I grew up the daughter of an Orthopedic surgeon and spent my entire life appreciating the miracles of modern medicine. My father could fix anyone and anything, it seemed, so my PV diagnosis was uncharted territory. When a bone is broken, there are ample options for fixing it; however, even with the best surgeon offering a perfect procedure, the recovery is dependent on the patient. My father had a saying that if you treat recovery like the rest of your life, that is how it will be; when you treat recovery as a special time to focus on healing, on the other hand, you can move on to the rest of your life when it is concluded. But there was no clear-cut recovery from this.
The first year of my PV journey, I was actually misdiagnosed and prescribed the wrong medication, ending up significantly worse off for a time. Because few people have expertise in treatments for PV, knowing what to believe and who to trust was daunting. Even before I had the correct diagnosis, my path forward was a slow and not always steady embracing of ways to define and respect my own boundaries and limits.

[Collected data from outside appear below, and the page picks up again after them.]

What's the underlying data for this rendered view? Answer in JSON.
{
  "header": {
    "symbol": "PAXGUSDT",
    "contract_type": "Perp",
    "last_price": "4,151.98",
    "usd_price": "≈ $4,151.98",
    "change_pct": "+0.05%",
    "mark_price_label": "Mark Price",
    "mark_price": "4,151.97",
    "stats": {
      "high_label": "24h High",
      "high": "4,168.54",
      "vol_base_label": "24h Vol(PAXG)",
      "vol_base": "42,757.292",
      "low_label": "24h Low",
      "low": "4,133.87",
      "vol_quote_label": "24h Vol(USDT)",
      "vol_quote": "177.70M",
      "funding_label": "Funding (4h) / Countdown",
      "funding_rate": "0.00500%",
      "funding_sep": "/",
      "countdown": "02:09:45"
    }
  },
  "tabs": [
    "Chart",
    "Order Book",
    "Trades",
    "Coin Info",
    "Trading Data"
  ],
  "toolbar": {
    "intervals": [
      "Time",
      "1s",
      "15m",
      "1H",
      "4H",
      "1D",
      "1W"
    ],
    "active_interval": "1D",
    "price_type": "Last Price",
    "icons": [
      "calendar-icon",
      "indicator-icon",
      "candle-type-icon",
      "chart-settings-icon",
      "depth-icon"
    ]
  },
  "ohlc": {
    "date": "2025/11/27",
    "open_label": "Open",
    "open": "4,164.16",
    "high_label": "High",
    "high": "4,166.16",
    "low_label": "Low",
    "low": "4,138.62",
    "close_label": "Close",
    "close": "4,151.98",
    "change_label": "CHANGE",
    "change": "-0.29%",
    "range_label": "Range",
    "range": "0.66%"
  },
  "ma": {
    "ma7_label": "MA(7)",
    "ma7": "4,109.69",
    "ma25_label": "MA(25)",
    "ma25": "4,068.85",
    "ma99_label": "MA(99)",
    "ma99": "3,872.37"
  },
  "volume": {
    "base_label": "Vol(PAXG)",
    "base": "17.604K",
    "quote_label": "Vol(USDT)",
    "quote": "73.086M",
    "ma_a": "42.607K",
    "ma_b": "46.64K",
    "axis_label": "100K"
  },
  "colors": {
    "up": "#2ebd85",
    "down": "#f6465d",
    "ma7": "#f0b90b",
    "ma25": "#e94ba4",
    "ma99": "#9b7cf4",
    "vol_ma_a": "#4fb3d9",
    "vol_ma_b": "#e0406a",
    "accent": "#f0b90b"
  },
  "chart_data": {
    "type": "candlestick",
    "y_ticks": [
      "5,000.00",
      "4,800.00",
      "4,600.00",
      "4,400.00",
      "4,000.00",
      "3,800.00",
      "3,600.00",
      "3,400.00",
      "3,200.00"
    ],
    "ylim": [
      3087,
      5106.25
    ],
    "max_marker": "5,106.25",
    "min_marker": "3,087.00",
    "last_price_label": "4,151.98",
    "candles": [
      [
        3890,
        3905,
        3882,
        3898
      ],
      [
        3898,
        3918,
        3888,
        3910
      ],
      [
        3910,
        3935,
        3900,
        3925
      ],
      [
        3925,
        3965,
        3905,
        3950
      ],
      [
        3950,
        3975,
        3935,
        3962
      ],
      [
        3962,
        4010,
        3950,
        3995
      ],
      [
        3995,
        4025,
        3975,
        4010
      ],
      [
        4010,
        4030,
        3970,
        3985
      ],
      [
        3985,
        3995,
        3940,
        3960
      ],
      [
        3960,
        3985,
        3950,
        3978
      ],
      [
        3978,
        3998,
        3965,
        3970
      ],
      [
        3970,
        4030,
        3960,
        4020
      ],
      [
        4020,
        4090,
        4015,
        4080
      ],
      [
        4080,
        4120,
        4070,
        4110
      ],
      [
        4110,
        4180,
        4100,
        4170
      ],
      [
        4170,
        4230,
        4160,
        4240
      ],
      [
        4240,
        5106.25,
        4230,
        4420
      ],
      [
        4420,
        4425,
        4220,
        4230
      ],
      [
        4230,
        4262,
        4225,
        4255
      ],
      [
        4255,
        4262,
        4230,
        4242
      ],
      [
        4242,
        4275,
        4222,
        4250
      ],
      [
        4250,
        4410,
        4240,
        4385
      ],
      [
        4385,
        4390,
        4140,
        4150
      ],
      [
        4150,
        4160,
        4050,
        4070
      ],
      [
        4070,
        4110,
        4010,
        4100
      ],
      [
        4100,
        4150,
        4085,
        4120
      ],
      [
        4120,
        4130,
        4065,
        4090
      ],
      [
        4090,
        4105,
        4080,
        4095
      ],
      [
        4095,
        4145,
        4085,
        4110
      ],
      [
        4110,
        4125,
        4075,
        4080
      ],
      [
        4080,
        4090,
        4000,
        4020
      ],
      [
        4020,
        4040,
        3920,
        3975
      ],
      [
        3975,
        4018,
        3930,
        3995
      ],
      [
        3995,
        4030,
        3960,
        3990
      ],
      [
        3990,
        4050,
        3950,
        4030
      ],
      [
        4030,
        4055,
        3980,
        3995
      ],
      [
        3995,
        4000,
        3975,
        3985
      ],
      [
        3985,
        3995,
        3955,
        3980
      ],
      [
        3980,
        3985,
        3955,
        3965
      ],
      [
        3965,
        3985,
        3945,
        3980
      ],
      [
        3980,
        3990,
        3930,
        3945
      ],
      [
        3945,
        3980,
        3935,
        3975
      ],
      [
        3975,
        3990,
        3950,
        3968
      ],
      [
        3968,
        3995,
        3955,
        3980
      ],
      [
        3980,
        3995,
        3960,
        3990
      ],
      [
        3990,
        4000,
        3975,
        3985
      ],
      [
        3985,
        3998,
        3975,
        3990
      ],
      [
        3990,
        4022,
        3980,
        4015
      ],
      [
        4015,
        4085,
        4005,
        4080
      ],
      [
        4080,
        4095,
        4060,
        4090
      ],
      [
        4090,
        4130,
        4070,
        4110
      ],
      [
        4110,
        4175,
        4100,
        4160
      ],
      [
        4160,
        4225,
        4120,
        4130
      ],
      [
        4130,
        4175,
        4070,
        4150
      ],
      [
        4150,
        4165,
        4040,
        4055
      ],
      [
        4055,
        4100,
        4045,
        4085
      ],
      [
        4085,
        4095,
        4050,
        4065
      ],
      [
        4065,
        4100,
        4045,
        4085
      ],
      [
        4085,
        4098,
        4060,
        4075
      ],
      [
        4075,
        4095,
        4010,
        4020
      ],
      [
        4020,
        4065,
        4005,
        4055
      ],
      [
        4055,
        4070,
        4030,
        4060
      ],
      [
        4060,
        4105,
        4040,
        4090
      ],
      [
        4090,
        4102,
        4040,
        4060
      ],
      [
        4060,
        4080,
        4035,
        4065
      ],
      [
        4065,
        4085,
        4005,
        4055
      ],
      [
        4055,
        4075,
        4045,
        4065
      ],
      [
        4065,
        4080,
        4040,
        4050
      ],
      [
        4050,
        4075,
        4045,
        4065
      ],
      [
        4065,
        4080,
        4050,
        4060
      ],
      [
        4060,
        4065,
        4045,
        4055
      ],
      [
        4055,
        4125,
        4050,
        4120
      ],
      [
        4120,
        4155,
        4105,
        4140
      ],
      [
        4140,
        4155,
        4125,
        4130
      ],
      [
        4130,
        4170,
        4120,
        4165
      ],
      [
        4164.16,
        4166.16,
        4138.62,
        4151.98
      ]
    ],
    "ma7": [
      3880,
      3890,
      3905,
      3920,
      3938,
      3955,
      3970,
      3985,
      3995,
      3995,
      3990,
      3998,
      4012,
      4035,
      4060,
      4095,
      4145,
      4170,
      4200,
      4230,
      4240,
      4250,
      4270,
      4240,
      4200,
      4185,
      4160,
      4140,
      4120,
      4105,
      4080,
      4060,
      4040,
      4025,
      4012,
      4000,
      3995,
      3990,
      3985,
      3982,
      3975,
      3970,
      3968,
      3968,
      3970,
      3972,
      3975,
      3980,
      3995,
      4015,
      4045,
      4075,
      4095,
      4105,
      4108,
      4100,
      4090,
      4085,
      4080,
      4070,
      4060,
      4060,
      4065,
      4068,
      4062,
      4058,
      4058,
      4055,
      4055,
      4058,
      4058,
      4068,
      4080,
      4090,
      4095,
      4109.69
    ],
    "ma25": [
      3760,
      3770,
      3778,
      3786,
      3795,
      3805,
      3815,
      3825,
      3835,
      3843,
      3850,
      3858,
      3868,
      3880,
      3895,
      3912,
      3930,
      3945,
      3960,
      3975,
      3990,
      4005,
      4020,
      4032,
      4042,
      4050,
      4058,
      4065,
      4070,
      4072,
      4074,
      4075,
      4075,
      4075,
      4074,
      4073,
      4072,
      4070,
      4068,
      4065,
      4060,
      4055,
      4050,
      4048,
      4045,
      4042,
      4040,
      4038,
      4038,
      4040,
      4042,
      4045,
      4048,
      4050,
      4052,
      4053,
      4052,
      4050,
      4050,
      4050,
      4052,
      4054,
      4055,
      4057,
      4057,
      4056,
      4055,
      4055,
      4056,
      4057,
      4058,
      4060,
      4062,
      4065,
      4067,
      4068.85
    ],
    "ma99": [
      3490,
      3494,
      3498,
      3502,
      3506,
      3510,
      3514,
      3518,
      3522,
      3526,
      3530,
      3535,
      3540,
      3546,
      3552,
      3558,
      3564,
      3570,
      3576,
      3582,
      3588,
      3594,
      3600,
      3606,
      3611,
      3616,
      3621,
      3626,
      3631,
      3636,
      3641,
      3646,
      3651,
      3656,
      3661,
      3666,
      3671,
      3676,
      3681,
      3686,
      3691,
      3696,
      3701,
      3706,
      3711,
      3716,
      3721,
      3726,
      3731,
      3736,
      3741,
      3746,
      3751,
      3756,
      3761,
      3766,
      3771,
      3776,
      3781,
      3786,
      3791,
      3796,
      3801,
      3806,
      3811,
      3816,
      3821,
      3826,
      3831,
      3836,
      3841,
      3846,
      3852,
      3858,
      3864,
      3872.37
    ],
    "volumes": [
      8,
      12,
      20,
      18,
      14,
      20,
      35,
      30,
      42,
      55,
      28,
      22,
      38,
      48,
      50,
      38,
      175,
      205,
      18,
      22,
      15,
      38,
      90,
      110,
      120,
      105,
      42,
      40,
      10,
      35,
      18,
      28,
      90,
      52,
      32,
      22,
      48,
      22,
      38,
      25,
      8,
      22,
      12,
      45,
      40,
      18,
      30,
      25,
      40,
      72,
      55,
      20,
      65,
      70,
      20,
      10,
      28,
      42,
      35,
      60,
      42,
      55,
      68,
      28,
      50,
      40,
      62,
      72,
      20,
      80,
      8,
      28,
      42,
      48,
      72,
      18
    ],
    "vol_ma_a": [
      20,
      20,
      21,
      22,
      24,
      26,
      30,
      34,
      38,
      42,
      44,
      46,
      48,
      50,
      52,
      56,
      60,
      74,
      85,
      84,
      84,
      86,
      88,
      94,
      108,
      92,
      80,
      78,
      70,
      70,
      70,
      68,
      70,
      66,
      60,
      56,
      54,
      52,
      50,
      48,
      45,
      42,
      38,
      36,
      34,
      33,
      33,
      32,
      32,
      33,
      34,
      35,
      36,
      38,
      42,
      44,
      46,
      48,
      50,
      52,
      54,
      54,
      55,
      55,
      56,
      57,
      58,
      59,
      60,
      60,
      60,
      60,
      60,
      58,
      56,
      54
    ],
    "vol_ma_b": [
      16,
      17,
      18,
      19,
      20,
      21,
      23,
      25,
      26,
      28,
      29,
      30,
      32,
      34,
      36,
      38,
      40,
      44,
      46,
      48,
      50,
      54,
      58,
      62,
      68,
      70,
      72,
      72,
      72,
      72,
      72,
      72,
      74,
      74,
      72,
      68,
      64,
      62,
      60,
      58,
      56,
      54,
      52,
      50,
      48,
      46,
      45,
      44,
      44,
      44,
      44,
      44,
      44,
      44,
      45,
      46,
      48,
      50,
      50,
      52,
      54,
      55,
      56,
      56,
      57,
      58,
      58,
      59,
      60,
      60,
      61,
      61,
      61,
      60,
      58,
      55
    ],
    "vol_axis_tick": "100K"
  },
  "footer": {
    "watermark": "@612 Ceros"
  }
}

Standard treatments for PV included high doses of steroids and medications with serious side effects, with little available support, so I sought alternative ways to gain a sense of control. Devouring as much relevant information as possible, I focused my energy on making time for daily exercise and focusing on what foods I ate. A nutritionist suggested some immediate adjustments to my diet, and the foods I now avoid include gluten, dairy, citrus, acid, nightshades and sugar. Improvements didn’t come overnight, but making healthy choices for myself was an empowering experience.
Like many auto-immune issues, my disease responds to stress in a very tangible way. My body doesn’t differentiate between exciting wonderful experiences like my children’s milestone celebrations or the devastating news that my husband had metastasized melanoma. Either way, PV attacks and disintegrates the Desmoglein, or the “glue” that holds the skin and the mucus membranes to our bodies, which leads to fluid-filled blisters. Processing this new information, while managing emotional reactions is exhausting.
Another thing that makes a serious diagnosis so hard to deal with, is that each of my specialists works in a silo, so the responsibility of communicating and managing massive amounts of data falls upon me, the patient. With multiple doctor portals and waiting rooms with reams of forms, dizzying with fine print, I often felt overwhelmed and would mentally shut down.
To manage this additional stress, I now keep a spreadsheet of my medications (close to twenty pills daily), and I bring an extra printout to appointments, for keeping my doctors updated. I request session notes and keep all of this bound in date order, so I have the resources I need to refer to when I am confused or need a reference point. I keep a list of questions in my phone’s calendar so we can cover all concerns and maximize the valuable time of my doctors — many of whom have expressed appreciation for showing up to my appointments so well prepared. Finding ways to be kind to my body has had a big impact on my improvements, and pilates is now another requirement for me to maintain internal equilibrium.
Being a self-advocate extends to other areas of my approach towards wellness now. By actively participating in seeking solutions and spreading awareness, I channel my energy towards something productive and fulfilling by speaking as a local support group leader, patient representative and awareness ambassador on behalf of the International Pemphigus and Pemphigoid Foundation (IPPF). I have overcome my stage fright and attend conferences and events to share my story with professionals.
Managing my diet and stress levels, organizing my resources, and reaching out to spread awareness have all helped me immensely. Patients, caregivers, physicians, and researchers have an intricate set of interwoven priorities. Working together, though, we have a common bond and we will continue reaching for the shared goal of an elusive cure.